American-Israeli television producer

Orly Adelson (born 1957) is an American-Israeli television producer who served as president of Dick Clark Productions and ITV Studios America.

==Biography==
Adelson was born in Israel and completed her education in sociology and musicology at the Jerusalem Academy of Music and Dance, Hebrew University, and Tel Aviv University. She served as a lieutenant in the Israeli Army. In 1982, she moved to the United States after meeting her husband, Andrew Adelson, a Hollywood producer. In 1991, she produced and sold her first film to NBC, Shoot First: A Cop's Vengeance with the support of NBC executive Ruth Slauson. In 2002, she worked for television producer Michael Brandman as president for development focusing on adapting plays into television films. She later accepted a position with Roger Gimbel at Carolco-Gimbel (later Gimbel-Adelson) as an independent producer. Her production company, Orly Adelson Productions, produced over 40 made-for-television movies including such titles as Murder Between Friends and Desperate Rescue: The Cathy Mahone Story. Mark Shapiro of ESPN noticed her work and asked her to produce for ESPN; she made 3: The Dale Earnhardt Story and the series Playmakers. After Shapiro left ESPN to become CEO of Six Flags which had recently purchased Dick Clark Productions (along with Daniel Snyder's RedZone Capital) for $175 million, Shapiro asked Adelson to become president of Dick Clark Productions.

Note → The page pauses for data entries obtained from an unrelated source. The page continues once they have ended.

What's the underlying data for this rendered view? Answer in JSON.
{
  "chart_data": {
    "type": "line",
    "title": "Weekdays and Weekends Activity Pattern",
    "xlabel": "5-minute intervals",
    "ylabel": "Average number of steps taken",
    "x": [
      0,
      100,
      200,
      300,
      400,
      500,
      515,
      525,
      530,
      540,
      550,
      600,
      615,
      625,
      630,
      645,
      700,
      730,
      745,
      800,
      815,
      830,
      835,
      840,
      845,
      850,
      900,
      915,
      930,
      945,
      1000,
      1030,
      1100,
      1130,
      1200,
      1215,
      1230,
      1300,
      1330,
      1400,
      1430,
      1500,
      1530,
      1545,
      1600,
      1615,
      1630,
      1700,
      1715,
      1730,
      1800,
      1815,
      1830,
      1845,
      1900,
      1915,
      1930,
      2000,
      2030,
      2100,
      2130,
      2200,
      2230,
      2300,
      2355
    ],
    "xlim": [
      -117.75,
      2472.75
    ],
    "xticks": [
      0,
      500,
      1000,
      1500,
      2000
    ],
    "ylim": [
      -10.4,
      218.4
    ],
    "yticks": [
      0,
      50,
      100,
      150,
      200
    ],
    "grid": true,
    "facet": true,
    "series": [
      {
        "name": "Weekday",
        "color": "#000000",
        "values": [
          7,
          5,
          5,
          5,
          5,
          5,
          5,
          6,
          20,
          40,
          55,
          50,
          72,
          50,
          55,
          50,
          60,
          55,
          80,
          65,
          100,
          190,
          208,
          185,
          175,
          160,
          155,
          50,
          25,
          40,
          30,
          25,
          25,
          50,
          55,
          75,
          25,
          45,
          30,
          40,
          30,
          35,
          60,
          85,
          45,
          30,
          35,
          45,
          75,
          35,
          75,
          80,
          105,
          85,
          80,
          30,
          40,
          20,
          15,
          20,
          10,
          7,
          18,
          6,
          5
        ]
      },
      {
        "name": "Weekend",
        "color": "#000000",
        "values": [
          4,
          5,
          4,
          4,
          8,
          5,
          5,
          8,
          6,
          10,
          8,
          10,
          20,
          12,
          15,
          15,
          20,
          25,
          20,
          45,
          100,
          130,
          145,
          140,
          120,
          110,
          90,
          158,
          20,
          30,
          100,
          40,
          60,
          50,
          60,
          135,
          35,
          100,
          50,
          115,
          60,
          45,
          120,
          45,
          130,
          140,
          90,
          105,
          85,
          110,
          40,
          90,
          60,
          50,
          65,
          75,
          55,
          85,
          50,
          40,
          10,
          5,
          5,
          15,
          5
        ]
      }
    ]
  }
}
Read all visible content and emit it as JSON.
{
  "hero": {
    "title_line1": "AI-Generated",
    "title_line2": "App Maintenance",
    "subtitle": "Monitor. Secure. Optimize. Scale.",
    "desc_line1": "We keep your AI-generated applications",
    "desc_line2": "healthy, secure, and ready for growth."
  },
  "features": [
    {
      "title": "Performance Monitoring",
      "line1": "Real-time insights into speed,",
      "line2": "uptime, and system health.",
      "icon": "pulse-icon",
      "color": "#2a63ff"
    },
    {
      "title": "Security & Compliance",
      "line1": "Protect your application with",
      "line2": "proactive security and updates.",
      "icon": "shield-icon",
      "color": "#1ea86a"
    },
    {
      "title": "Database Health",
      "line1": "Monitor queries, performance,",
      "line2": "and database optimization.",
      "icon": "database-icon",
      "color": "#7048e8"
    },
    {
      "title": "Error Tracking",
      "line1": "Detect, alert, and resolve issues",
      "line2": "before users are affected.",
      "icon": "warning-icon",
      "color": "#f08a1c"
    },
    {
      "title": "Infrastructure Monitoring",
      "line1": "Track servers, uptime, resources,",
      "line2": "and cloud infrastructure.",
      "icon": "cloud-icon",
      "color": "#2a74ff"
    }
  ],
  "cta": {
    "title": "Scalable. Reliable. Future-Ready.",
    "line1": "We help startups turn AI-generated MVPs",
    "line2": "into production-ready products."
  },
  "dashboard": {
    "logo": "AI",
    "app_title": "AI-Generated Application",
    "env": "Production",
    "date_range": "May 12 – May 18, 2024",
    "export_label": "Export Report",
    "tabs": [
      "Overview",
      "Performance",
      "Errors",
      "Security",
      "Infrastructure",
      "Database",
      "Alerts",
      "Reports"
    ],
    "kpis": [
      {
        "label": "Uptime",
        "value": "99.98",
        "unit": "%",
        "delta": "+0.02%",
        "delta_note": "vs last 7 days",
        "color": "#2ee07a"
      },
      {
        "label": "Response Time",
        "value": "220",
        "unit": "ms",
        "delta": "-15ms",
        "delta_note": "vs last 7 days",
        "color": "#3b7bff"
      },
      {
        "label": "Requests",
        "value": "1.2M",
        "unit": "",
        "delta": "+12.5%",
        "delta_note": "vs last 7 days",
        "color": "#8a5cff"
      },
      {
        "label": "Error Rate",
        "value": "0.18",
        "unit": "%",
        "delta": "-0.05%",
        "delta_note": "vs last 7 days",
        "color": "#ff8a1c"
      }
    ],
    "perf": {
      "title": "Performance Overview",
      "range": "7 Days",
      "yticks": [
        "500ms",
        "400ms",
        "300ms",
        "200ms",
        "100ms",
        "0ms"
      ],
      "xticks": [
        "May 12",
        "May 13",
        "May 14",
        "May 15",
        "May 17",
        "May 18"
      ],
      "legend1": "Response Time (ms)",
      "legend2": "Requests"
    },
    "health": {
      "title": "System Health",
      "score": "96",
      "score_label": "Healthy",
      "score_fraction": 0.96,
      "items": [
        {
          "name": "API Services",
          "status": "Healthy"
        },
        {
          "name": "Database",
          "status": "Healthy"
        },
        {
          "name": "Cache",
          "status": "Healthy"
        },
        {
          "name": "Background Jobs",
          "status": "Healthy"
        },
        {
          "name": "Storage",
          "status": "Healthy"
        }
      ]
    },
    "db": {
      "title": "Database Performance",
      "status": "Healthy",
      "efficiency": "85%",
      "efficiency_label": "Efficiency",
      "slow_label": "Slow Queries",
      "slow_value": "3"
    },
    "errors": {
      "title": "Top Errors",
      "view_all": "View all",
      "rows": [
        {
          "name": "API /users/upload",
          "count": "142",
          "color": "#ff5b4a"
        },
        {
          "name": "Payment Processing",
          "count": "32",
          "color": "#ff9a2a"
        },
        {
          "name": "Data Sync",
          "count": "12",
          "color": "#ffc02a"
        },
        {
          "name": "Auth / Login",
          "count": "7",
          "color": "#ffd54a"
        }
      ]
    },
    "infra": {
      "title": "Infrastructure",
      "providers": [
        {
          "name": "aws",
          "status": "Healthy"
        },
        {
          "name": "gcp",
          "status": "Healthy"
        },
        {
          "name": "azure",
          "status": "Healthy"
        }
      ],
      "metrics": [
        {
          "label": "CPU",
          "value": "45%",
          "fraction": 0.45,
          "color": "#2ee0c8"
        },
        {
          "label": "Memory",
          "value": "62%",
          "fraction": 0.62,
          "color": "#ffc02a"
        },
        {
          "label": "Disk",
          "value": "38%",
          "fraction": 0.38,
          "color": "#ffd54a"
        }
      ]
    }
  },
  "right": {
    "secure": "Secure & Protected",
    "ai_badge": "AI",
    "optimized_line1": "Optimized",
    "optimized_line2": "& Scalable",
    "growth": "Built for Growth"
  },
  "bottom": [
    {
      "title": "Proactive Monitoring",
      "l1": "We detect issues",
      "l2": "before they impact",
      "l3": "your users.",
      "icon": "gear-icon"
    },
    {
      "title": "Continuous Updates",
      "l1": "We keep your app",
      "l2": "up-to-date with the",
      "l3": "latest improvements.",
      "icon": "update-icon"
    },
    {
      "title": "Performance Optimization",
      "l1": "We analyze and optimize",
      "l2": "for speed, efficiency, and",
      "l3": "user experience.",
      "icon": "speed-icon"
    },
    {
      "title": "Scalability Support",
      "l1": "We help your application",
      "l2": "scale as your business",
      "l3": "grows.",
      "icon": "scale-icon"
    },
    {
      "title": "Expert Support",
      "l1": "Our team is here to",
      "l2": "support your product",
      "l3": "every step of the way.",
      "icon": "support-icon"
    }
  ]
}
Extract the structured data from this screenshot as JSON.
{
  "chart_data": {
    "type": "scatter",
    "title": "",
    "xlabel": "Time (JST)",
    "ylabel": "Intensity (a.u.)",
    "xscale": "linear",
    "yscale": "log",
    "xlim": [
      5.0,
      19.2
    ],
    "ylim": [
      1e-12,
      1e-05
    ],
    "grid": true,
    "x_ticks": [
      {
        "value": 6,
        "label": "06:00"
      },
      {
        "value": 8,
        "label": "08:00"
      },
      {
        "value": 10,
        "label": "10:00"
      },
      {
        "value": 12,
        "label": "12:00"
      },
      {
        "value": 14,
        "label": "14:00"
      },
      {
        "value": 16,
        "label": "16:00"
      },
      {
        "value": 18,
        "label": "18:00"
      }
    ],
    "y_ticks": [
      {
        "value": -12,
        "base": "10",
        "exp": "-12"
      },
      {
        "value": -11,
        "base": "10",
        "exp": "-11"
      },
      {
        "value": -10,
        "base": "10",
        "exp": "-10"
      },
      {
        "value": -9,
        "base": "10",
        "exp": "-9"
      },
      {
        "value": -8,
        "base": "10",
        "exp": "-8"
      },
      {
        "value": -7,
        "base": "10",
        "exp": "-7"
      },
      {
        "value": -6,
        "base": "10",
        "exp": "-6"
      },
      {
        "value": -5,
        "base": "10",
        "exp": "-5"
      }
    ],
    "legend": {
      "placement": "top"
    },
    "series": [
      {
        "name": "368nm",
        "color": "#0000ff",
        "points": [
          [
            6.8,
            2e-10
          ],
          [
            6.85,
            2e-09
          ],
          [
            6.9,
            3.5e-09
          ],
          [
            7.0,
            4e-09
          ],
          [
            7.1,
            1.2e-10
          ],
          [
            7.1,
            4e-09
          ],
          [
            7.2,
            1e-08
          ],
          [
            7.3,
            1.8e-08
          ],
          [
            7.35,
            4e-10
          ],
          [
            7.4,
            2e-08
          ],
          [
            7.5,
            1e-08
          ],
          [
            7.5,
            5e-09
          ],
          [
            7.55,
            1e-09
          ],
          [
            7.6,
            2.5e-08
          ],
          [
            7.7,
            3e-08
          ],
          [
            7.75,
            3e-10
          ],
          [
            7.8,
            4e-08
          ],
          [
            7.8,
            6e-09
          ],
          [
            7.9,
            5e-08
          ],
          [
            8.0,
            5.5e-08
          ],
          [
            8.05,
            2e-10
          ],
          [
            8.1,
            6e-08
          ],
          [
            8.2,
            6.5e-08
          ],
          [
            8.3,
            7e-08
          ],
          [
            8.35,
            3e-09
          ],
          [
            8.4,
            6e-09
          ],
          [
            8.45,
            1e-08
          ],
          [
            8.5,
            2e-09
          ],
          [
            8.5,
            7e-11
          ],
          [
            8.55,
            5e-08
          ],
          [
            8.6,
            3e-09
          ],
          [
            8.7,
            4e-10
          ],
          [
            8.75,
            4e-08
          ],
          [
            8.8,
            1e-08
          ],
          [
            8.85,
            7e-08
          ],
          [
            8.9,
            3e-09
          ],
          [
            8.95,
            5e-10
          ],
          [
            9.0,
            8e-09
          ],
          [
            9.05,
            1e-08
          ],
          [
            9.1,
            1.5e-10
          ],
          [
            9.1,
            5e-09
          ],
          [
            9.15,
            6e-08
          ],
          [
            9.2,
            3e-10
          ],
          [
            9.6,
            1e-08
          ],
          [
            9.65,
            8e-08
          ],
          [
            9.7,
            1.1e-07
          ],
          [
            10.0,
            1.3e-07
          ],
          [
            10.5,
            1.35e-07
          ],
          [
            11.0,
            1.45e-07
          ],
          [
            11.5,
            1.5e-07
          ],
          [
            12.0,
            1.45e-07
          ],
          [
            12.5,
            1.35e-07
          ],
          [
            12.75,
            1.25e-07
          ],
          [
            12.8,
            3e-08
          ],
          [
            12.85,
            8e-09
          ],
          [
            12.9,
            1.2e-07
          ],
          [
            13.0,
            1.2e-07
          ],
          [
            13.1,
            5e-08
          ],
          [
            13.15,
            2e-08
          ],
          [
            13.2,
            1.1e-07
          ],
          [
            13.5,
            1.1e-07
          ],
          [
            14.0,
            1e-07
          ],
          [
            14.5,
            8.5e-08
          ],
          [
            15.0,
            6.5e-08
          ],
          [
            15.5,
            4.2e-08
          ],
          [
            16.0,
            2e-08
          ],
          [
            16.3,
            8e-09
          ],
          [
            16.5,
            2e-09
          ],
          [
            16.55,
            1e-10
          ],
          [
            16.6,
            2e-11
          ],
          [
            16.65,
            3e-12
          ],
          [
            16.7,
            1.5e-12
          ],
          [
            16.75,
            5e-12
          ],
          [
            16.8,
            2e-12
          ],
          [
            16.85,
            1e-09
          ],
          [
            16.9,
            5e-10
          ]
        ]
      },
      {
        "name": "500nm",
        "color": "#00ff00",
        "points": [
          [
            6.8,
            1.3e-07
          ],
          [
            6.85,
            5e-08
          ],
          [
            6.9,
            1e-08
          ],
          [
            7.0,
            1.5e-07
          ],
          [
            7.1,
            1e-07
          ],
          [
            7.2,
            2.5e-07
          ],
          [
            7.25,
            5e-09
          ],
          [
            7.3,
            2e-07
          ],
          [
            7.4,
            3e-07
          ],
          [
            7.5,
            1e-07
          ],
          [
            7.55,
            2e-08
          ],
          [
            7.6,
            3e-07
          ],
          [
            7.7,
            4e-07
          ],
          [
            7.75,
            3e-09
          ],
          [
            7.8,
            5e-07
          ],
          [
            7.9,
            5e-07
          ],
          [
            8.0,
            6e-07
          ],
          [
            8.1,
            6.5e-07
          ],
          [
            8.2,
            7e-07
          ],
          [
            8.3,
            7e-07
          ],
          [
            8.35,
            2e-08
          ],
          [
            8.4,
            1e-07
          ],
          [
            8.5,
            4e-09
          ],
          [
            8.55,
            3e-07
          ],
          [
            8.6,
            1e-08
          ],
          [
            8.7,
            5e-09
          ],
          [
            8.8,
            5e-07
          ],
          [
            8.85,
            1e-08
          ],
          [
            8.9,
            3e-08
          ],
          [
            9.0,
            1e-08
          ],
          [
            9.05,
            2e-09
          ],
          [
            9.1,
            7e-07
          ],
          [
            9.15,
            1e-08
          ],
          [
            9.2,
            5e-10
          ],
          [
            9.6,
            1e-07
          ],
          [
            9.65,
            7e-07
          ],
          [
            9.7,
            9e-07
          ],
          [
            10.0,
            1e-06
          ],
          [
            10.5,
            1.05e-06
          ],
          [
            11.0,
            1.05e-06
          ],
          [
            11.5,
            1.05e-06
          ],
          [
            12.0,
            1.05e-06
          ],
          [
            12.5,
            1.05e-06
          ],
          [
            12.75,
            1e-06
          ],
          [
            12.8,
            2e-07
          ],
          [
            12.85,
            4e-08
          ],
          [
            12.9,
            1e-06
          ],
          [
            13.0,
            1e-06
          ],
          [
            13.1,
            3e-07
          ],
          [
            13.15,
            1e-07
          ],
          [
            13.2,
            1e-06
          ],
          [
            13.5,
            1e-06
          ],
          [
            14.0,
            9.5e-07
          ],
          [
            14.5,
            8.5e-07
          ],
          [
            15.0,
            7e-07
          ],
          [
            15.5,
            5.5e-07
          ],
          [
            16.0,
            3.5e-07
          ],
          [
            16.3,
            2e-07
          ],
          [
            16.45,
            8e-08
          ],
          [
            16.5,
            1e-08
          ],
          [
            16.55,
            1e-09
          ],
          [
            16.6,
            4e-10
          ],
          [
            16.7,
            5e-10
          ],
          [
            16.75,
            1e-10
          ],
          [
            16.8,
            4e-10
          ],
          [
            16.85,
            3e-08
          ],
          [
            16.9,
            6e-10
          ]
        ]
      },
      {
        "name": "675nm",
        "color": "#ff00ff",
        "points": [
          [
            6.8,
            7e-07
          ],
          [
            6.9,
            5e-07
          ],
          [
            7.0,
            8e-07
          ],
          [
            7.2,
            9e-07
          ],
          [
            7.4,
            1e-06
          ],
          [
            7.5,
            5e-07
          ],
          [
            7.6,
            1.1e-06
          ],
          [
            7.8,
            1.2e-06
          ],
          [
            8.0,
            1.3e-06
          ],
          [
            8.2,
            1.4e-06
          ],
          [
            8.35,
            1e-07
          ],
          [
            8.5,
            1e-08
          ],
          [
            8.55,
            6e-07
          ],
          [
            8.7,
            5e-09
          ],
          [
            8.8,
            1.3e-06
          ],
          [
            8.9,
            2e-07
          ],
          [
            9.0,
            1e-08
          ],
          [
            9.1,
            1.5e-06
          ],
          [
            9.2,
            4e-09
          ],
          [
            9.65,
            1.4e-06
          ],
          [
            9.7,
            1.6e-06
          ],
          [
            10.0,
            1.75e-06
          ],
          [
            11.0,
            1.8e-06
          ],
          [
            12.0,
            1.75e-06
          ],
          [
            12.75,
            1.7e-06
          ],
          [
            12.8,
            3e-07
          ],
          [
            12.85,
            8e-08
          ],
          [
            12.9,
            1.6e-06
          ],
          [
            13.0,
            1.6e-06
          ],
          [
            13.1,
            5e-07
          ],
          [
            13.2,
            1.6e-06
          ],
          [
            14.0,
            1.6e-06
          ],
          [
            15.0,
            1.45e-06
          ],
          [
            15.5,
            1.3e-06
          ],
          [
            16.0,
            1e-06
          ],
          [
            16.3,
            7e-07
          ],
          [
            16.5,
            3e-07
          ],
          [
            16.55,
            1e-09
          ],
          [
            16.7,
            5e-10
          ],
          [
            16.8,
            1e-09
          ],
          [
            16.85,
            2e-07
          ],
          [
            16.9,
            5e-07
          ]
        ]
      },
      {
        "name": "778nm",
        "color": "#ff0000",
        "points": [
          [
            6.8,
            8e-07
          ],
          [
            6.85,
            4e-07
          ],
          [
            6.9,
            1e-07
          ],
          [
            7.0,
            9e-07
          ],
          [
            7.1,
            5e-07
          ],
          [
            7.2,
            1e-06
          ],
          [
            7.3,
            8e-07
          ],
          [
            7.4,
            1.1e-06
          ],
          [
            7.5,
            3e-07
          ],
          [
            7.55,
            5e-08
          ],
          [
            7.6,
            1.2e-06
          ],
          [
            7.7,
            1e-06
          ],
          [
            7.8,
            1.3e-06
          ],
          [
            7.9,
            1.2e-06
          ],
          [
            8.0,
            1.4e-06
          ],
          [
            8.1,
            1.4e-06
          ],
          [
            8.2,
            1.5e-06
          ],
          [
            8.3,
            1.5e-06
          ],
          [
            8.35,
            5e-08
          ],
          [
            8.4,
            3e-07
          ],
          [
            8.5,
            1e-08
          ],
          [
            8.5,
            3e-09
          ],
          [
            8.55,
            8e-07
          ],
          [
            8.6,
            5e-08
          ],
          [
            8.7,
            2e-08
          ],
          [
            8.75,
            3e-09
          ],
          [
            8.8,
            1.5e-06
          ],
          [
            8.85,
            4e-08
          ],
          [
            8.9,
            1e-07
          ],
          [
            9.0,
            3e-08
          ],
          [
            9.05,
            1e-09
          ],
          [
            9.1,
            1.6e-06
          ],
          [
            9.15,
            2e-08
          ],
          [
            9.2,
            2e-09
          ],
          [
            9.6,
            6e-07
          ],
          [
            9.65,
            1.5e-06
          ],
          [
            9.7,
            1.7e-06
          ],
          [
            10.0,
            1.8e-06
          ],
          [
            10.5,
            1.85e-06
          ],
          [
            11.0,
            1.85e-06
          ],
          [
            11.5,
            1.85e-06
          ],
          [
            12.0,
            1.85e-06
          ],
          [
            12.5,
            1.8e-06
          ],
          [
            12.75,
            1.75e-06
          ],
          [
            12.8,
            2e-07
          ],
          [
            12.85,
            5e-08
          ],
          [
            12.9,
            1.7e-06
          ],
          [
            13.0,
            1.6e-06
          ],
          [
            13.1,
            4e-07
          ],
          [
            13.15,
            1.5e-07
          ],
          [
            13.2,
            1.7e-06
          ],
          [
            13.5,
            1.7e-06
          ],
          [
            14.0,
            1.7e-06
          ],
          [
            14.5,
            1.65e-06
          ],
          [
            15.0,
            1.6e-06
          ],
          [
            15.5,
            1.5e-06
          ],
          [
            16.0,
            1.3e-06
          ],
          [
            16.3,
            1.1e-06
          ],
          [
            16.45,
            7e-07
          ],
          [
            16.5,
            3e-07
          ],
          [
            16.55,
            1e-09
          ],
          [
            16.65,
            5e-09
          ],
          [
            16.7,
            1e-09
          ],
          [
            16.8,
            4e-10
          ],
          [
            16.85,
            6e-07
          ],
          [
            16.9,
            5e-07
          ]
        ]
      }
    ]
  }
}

In 2008, she was named president of Dick Clark Productions which focuses on developing, producing, funding, and distributing presentation ceremonies. At Dick Clark Productions, Adelson oversees over twenty television projects including the Miss USA Award Ceremony, the Miss Universe Pageant, the Golden Globes, the American Music Awards, the Academy of Country Music Awards, and the ALMA (American Latino Media Arts) Award. She is also responsible for the dance show So You Think You Can Dance and its Israeli counterpart, Nolad Lirkod; the Times Square New Year's show with Ryan Seacrest; and the Super Bowl pre-game show. While president, she changed the way said programming was delivered including adding twitter to the bottom of the screen, developing preliminary shows leading up to the event, and the use of internet live streaming. While at Dick Clark Productions, she has hired some of the top talent in Israel including Ariel Eliezer as head of the company's digital department and producer Asaf Blacher.

In January 2014, she accepted a position as president of ITV Studios America; she left the firm in July 2015. In 2012, she was nominated for an Emmy for producing the 2011 Golden Globe awards ceremony. She was named as The Hollywood Reporter's "Power 100 Women in Entertainment" and as one of Varietys "Women of Impact." She is also a member of the Women In Film association. She serves as the agent for actor Ryan Kwanten.

==Personal life==
She is married to Andrew Adelson, son of Merv Adelson, and brother of Gary Adelson. They have two children: Jonathan and Corrie and live in Brentwood, Los Angeles. Actress Romi Aboulafia is her niece and actor Mark Ivanir is married to another niece.